Standing in front of the class, Professor Georgina Hickey asks her students to list civil rights activists who were women.
The class started loud and strong. “Ella Baker.” “Fannie Lou Hamer.” “Rosa Parks.”
But after a few names, the class trailed off.
“We all know they were there, but they weren’t front and center,” Hickey said. “As retired Professor Gloria House, who taught on this campus and was a civil rights activist explained, ‘We were changing the world. Arguing about who got the credit was wrong.’
“I can definitely understand that. But there are more reasons for women’s invisibility we should explore.”
The seminar course—WGST/HIST:3651 Women, Leadership and Social Change— examines women’s leadership in movements for social change through case studies from 19th and 20th century U.S. history. The class, which was created in 2004 to support the Women in Learning and Leadership Program, highlights activists from a variety of movements surrounding economic justice, race relations and gender equality.
Hickey said women have always had significant leadership roles in movements.
But, for various reasons, most have been overlooked. Some weren’t vocal about it. Others had the credit taken by someone else. Or historians omitted them. Sometimes the women themselves found it advantageous to “fly under the radar” and organize outside of the spotlight.
“Women’s leadership has traditionally been undervalued or gone unrecognized altogether by contemporaries and historians alike.
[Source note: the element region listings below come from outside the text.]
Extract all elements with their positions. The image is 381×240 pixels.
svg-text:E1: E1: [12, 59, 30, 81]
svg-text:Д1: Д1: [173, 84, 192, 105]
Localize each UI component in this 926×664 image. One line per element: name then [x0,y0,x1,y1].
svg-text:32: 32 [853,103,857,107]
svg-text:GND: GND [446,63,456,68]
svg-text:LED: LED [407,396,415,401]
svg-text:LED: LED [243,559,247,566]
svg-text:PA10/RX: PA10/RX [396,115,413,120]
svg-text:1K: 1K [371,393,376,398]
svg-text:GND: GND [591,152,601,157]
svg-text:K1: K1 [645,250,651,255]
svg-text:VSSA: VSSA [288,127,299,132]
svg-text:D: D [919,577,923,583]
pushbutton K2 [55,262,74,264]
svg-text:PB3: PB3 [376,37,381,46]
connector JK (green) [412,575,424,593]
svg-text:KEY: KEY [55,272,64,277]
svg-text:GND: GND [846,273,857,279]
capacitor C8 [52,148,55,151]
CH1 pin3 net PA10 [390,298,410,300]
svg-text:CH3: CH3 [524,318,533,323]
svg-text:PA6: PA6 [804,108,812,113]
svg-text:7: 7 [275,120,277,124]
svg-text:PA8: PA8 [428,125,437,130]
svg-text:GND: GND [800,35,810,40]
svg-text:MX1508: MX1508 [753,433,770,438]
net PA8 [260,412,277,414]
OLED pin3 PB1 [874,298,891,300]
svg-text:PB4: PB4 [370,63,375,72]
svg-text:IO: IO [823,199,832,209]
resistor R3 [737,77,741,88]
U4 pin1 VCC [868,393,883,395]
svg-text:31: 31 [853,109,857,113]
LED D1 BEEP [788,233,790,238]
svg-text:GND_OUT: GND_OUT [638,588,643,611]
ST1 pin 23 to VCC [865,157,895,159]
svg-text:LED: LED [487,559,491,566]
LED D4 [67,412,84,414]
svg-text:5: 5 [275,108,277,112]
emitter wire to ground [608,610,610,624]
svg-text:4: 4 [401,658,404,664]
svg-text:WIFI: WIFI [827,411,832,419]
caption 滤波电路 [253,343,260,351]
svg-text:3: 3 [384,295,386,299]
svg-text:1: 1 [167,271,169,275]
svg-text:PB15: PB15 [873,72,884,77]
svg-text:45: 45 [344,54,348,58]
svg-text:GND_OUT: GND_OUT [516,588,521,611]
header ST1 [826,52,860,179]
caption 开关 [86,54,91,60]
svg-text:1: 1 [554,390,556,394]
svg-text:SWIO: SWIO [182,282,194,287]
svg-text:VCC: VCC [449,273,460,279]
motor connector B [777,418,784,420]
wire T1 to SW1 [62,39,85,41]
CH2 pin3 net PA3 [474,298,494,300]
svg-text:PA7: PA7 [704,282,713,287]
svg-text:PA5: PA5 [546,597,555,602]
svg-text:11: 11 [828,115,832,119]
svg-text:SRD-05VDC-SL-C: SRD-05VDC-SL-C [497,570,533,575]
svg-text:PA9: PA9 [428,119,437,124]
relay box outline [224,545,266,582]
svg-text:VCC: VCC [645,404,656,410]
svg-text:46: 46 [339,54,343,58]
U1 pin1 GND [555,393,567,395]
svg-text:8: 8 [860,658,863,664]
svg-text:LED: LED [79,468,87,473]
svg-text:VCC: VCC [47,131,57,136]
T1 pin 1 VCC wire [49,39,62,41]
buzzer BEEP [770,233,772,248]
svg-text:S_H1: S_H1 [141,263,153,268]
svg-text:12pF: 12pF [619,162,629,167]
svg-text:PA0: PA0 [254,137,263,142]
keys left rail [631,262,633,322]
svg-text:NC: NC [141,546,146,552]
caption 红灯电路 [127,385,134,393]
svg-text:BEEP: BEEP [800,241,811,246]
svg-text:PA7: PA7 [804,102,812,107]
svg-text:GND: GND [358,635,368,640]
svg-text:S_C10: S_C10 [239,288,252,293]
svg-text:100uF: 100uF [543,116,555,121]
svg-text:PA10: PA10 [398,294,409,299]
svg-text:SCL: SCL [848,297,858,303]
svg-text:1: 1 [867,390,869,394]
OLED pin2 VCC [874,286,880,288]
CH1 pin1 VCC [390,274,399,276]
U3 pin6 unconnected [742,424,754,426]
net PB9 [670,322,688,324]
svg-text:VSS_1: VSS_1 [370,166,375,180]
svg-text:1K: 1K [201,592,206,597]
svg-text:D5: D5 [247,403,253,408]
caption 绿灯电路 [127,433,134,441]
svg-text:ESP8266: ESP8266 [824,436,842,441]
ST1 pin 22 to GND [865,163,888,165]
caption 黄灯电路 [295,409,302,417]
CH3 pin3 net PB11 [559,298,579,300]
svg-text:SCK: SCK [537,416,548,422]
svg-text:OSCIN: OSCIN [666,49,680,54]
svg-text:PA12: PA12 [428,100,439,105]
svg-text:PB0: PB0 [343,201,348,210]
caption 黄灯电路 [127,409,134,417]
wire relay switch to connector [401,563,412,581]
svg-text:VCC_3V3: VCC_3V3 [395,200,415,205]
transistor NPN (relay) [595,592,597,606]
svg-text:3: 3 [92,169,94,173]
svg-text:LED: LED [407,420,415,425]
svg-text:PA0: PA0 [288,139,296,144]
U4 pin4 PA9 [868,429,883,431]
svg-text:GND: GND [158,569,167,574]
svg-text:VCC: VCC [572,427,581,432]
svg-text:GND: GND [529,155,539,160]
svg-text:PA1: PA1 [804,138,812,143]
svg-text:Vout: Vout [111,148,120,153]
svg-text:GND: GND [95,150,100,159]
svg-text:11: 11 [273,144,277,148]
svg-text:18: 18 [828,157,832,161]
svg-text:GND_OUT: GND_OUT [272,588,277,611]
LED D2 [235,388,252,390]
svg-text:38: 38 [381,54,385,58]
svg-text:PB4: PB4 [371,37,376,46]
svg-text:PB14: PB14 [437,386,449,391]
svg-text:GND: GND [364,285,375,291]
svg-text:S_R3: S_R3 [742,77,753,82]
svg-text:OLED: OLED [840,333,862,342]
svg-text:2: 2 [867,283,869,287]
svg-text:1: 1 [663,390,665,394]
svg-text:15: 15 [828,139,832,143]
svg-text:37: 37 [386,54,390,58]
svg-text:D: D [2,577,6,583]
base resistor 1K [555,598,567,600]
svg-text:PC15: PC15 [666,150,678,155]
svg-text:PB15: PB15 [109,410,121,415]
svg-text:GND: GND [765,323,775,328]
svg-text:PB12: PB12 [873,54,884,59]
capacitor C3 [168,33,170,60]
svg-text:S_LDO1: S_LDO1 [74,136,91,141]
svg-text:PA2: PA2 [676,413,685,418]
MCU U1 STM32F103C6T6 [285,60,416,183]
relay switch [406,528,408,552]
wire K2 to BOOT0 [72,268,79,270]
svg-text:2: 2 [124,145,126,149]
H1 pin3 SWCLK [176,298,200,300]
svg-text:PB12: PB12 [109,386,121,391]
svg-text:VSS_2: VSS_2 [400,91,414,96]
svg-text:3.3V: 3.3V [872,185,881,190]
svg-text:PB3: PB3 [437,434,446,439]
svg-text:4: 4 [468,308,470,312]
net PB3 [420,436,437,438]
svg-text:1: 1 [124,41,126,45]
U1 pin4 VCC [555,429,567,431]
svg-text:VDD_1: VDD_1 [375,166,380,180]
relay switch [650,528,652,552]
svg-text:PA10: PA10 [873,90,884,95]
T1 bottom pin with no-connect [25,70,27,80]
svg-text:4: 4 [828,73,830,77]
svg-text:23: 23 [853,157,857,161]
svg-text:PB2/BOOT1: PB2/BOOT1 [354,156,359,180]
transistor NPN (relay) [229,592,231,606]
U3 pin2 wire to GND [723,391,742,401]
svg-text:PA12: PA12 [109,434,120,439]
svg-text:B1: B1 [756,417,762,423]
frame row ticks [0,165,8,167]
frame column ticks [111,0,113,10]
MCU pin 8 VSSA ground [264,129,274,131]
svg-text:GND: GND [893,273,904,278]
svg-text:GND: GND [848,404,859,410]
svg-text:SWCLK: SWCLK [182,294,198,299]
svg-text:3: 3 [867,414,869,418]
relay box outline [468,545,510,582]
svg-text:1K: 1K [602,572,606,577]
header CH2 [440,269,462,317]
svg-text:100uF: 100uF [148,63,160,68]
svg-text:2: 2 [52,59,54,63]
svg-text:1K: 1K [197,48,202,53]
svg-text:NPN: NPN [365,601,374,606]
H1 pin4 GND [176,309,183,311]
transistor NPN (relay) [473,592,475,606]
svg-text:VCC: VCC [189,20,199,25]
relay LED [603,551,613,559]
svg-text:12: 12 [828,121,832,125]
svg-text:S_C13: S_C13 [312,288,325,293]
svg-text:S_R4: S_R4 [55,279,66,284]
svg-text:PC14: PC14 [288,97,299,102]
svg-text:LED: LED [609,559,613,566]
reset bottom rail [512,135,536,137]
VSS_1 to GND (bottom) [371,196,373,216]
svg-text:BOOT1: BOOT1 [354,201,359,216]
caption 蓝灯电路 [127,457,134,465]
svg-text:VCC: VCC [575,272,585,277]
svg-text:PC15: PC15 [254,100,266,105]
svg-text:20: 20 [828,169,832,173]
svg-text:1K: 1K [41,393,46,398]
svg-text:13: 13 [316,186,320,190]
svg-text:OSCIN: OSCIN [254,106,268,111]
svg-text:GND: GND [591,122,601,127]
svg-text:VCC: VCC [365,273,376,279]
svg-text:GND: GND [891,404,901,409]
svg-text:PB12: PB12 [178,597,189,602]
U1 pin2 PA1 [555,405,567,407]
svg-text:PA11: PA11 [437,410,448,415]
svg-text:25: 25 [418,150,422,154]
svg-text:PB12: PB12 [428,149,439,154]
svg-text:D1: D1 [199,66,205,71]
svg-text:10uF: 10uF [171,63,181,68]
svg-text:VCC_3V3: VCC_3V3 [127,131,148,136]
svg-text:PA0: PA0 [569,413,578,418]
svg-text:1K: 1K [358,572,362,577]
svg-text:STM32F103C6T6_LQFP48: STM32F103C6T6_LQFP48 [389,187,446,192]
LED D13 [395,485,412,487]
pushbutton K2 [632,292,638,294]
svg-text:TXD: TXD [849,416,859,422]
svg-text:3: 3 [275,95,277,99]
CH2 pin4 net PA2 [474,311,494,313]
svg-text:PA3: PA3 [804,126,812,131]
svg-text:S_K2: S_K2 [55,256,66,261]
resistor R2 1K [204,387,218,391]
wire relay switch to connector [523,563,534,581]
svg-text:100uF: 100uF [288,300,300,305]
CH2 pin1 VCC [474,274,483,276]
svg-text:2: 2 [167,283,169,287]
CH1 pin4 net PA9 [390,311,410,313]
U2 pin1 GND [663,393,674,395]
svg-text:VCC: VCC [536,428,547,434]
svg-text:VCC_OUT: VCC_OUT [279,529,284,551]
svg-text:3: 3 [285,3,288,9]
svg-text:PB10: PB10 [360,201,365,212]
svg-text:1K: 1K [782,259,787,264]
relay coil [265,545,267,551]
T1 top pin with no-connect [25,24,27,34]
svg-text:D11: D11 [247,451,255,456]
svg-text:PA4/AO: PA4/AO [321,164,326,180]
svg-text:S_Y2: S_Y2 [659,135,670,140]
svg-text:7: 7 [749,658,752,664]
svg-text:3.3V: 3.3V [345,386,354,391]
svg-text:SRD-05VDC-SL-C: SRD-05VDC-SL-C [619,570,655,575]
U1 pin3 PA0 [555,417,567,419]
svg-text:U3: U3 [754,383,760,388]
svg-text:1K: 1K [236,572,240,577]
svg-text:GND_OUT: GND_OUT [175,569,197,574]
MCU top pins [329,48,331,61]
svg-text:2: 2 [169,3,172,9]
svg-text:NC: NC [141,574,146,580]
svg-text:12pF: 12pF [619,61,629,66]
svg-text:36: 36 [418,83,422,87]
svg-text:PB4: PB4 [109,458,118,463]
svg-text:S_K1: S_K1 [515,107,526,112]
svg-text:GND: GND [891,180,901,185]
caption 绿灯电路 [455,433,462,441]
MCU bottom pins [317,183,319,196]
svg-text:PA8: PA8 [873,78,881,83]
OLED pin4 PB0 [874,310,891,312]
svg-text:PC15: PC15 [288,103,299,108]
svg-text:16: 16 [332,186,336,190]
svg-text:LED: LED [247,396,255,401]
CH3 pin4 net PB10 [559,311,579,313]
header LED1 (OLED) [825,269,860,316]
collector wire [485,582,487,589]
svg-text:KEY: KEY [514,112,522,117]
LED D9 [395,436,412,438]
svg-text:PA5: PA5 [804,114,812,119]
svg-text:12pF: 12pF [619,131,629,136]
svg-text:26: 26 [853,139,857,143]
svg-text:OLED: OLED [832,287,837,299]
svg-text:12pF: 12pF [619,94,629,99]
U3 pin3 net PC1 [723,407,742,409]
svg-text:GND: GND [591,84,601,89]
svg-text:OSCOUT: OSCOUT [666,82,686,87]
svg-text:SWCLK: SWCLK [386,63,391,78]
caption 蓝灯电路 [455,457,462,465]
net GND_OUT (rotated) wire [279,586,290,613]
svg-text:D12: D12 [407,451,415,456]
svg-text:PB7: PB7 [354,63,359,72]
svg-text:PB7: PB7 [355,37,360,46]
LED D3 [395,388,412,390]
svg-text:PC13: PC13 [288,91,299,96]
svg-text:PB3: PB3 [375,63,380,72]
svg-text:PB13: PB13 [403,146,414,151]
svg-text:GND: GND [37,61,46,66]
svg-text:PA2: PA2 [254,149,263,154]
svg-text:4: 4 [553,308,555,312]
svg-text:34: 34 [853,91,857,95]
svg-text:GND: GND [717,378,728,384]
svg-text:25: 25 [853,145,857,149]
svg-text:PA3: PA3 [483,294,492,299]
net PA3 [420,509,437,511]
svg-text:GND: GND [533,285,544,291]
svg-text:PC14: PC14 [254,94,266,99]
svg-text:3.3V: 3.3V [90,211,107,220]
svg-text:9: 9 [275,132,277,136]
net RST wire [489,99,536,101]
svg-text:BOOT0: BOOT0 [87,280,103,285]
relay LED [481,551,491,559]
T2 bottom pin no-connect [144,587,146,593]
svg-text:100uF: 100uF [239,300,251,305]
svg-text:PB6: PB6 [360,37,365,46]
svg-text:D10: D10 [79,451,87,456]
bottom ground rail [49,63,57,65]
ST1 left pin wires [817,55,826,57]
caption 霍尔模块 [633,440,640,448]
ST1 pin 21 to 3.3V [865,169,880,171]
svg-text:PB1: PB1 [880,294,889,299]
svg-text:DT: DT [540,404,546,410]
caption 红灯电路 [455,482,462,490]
This course demonstrates that women have left an inspiring and instructional legacy of leadership,” she said.
Senior Danielle Warren said she’s aware that females do not get noted the way their male counterparts do, and she took the class to learn more.
“I wanted a well-rounded sociological framework about the contributions women have made in history,” she said. “The class gives you information that seems to have been erased in the popular media. And it gives a more intersectional perspective than you get in history or even in women’s history.”
Hickey said it’s important to understand the experiences of women and the unique challenges and rewards they encountered as leaders.
“It is more than just adding women to the historical record, though that is important. It is about understanding the ways in which race, class and gender intersected in real people’s lives and what happens when people start to look critically at their place in society,” she said. “It is about understanding the process by which individuals come to understand and challenge structural inequality through collective movements for social change.”